In this work we investigate Named Data Networking's (NDN's) architectural properties and features, such as content caching and intelligent packet forwarding, in the context of Content Delivery Network (CDN) workflows. More specifically, we evaluate NDN's properties for PoP (Point of Presence) to PoP and PoP to device connectivity. We use the Apache Traffic Server (ATS) platform to create a CDN-like caching hierarchy in order to compare NDN with HTTP-based content delivery. Overall, our work demonstrates that several properties inherent to NDN can benefit content providers and users alike through in-network caching of content, fast retransmission, and stateful hop-by-hop packet forwarding. Our experimental results demonstrate that HTTP delivers content faster under stable conditions due to a mature software stack. However, NDN performs better in the presence of packet loss, even for a loss rate as low as 0.1%, due to packet-level caching in the network and fast retransmissions from close upstreams. We further show that the Time To First Byte (TTFB) in NDN is consistently lower than HTTP (~ 100ms in HTTP vs. ~ 50ms in NDN), a vital requirement for CDNs. Unlike HTTP, NDN also supports transparent failover to another upstream when a failure occurs in the network. Finally, we present implementation-agnostic (implementation choices can be Software Defined Networking, Information Centric Networking, or something else) network properties that can benefit CDN workflows.

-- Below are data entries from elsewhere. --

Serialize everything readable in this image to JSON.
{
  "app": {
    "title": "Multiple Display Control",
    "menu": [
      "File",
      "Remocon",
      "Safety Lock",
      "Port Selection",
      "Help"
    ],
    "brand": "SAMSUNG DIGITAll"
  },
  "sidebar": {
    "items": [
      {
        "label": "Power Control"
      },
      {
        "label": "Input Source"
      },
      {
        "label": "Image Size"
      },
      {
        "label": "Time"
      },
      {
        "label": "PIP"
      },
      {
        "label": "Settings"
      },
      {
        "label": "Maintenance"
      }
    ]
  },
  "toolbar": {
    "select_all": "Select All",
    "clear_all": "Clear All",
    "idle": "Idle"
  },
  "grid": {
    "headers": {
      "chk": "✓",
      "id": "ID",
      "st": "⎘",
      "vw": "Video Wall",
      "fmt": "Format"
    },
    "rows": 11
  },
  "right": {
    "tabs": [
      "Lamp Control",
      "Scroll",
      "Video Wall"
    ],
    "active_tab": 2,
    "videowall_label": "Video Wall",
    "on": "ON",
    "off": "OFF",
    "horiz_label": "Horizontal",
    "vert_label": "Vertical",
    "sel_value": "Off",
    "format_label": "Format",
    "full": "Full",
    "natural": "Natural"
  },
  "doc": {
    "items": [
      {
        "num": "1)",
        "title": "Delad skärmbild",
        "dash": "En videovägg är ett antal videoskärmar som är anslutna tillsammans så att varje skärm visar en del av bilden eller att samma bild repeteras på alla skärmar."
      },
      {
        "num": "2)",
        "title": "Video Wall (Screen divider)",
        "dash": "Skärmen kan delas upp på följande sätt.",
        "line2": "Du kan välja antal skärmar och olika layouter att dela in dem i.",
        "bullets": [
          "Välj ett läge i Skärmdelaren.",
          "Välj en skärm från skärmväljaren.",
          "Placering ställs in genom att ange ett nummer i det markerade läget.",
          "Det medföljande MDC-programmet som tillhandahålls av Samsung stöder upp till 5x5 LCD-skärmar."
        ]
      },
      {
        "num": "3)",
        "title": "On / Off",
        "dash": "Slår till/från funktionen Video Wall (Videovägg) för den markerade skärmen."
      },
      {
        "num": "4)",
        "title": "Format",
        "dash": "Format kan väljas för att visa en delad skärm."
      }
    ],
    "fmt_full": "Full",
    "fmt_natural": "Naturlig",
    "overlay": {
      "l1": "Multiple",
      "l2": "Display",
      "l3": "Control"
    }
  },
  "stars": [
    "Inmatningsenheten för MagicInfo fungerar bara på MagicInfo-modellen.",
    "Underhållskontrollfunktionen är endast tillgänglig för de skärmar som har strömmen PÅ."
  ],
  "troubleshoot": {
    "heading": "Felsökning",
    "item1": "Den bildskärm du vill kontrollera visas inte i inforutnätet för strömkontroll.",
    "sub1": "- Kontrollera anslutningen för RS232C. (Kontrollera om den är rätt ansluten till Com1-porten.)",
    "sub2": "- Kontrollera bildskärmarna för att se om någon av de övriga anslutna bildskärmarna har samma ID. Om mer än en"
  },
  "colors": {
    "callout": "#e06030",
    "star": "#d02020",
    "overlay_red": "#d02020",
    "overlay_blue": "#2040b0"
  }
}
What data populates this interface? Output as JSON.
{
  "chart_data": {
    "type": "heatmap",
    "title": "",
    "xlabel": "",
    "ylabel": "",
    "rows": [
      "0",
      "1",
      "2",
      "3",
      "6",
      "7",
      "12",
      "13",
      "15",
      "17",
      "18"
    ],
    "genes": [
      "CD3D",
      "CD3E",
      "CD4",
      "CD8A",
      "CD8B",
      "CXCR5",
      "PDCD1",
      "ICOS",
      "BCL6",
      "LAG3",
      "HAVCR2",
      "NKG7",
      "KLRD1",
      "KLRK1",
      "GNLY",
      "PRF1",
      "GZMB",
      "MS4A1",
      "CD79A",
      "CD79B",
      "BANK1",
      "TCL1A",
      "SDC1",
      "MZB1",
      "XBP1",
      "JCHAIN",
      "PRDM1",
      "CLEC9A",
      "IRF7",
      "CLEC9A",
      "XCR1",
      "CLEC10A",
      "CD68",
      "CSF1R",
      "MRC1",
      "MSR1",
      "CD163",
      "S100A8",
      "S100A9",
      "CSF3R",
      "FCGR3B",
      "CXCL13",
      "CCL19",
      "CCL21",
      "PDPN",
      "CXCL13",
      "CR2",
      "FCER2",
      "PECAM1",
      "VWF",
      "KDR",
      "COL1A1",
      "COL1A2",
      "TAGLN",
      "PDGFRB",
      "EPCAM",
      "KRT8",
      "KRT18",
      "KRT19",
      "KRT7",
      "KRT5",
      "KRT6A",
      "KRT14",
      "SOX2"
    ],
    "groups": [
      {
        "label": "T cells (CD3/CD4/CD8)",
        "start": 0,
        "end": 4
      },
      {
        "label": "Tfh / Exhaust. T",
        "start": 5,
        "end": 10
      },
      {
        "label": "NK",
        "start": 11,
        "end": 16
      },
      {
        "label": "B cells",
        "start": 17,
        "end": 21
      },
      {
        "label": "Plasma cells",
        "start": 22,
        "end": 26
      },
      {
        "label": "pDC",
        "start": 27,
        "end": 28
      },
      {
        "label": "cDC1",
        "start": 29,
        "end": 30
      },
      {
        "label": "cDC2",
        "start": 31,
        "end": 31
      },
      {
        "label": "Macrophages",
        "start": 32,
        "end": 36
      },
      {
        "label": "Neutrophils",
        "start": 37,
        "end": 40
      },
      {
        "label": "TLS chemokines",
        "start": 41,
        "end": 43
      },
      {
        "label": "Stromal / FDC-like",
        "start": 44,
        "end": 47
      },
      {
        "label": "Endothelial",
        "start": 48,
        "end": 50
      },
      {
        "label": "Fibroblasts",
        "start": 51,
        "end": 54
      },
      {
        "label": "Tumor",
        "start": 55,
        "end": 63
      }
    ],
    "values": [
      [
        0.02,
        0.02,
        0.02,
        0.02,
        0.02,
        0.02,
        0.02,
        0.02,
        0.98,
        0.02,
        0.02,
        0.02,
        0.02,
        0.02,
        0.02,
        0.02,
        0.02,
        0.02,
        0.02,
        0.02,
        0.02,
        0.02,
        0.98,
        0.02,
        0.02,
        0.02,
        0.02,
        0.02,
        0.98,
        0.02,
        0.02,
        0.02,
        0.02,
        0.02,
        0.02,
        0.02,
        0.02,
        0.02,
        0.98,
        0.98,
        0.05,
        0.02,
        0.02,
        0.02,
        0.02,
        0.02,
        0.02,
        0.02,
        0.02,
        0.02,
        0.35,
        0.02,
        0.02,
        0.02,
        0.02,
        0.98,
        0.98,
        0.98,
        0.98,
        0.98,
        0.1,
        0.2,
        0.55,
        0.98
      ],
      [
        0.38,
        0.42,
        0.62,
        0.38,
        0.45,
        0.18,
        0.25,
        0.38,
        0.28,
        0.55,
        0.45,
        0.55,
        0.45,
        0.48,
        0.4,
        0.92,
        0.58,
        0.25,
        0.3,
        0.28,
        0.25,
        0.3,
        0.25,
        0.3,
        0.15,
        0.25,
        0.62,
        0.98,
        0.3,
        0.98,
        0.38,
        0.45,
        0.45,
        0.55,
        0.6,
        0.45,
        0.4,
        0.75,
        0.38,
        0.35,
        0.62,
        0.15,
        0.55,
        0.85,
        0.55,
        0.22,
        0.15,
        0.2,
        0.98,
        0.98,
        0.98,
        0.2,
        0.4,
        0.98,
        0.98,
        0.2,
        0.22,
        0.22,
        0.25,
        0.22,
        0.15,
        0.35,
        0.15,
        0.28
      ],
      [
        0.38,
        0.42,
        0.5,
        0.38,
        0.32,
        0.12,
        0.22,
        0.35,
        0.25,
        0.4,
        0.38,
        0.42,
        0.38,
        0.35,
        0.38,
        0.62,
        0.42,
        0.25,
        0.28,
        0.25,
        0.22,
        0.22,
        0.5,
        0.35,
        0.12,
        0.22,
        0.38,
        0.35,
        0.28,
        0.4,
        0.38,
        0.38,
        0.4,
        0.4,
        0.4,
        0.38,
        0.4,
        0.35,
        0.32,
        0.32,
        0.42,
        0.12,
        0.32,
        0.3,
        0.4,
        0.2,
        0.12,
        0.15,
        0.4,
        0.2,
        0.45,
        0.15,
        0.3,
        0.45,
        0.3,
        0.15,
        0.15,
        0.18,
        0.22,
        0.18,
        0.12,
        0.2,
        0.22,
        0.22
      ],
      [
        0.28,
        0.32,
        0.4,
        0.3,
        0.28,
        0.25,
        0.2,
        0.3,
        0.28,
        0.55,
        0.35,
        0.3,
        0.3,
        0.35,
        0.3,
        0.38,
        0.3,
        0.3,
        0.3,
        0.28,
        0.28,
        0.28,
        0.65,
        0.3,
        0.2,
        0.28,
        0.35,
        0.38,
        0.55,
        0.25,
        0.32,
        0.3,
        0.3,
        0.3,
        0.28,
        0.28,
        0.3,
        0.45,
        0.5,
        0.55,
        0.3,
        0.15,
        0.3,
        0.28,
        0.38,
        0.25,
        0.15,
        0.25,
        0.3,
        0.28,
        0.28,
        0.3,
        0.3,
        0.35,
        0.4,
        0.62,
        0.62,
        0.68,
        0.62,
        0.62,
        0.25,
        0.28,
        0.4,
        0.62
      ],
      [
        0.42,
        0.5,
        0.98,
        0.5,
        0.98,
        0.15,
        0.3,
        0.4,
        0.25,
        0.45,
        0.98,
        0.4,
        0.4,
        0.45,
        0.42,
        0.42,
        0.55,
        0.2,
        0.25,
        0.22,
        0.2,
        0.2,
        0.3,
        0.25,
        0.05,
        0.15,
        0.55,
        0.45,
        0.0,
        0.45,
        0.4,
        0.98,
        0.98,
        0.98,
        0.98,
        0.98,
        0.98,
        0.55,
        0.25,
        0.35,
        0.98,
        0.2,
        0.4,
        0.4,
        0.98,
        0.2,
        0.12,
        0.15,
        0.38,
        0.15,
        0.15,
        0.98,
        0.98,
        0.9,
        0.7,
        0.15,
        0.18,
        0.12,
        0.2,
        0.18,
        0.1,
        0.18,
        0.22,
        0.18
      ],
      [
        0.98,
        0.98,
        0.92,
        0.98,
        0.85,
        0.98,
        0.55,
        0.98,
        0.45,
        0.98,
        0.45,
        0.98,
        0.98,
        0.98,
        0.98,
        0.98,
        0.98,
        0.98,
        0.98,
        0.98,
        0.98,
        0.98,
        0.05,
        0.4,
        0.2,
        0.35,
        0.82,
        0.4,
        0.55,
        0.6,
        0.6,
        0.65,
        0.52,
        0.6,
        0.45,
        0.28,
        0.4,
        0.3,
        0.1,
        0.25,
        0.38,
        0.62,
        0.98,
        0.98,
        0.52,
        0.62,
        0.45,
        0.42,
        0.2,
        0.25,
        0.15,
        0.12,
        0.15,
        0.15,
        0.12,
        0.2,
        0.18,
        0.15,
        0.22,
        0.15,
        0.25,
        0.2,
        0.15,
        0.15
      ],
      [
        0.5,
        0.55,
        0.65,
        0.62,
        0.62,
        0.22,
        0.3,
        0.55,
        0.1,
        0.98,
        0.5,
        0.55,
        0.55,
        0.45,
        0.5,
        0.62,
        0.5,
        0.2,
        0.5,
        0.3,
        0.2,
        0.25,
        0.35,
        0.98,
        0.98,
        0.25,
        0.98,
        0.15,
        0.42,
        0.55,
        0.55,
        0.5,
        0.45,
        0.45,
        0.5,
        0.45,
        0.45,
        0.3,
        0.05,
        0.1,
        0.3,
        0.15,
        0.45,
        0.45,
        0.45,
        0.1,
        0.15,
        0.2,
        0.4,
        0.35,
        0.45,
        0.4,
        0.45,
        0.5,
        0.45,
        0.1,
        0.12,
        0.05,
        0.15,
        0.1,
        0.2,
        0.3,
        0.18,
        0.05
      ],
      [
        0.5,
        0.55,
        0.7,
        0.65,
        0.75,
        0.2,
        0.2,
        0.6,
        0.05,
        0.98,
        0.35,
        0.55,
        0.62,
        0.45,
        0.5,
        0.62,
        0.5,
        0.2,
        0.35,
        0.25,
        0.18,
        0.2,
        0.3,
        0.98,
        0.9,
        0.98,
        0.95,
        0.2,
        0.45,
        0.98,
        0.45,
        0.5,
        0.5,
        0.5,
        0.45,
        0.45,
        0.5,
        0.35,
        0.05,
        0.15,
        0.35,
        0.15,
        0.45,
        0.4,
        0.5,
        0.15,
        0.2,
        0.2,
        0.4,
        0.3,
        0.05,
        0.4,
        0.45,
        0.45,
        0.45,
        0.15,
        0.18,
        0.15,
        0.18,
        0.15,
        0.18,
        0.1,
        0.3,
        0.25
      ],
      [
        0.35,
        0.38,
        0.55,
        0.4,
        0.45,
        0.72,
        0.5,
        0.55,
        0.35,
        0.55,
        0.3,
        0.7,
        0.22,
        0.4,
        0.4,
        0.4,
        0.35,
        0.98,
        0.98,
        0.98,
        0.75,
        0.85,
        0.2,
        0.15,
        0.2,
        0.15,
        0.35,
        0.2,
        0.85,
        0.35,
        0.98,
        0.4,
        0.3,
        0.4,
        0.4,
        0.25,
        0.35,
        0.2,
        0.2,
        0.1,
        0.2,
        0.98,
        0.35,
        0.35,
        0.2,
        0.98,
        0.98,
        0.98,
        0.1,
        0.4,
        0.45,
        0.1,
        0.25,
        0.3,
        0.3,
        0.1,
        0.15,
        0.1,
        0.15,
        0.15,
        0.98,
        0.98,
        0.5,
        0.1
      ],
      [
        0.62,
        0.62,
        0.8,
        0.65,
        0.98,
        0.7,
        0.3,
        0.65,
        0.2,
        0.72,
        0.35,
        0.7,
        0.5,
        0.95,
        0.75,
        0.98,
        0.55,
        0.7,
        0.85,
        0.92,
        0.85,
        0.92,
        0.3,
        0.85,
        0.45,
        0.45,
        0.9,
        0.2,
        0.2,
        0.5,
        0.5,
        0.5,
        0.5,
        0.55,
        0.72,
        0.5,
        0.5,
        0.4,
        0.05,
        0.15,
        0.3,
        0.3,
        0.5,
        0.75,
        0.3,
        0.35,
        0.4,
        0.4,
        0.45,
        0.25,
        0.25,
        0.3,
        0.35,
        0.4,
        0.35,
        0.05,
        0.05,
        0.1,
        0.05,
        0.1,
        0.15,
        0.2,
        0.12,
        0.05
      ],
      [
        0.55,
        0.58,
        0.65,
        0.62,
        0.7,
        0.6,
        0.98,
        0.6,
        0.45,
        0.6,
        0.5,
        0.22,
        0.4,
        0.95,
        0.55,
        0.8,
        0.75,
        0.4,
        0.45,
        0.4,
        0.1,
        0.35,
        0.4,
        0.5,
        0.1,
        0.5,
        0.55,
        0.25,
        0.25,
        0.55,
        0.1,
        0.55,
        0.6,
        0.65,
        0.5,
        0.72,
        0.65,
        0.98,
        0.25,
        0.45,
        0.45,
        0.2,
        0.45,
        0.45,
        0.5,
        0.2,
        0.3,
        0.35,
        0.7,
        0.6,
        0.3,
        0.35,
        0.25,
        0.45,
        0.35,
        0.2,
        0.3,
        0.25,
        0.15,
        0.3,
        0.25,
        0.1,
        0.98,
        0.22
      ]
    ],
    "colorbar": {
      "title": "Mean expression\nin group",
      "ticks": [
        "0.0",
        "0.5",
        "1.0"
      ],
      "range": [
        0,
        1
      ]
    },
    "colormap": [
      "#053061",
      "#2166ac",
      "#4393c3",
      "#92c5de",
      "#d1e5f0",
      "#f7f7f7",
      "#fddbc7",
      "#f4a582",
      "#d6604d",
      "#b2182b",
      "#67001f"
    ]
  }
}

Compute-Less Networking: Perspectives, Challenges, and Opportunities.

Delay-sensitive applications have been driving the move away from cloud computing, which cannot meet their low-latency requirements. Edge computing and programmable switches have been among the first steps toward pushing computation closer to end-users in order to reduce cost, latency, and overall resource utilization. This article presents the "compute-less" paradigm, which builds on top of the well known edge computing paradigm through a set of communication and computation optimization mechanisms (e.g.,, in-network computing, task clustering and aggregation, computation reuse). The main objective of the compute-less paradigm is to reduce the migration of computation and the usage of network and computing resources, while maintaining high Quality of Experience for end-users. We discuss the new perspectives, challenges, limitations, and opportunities of this compute-less paradigm.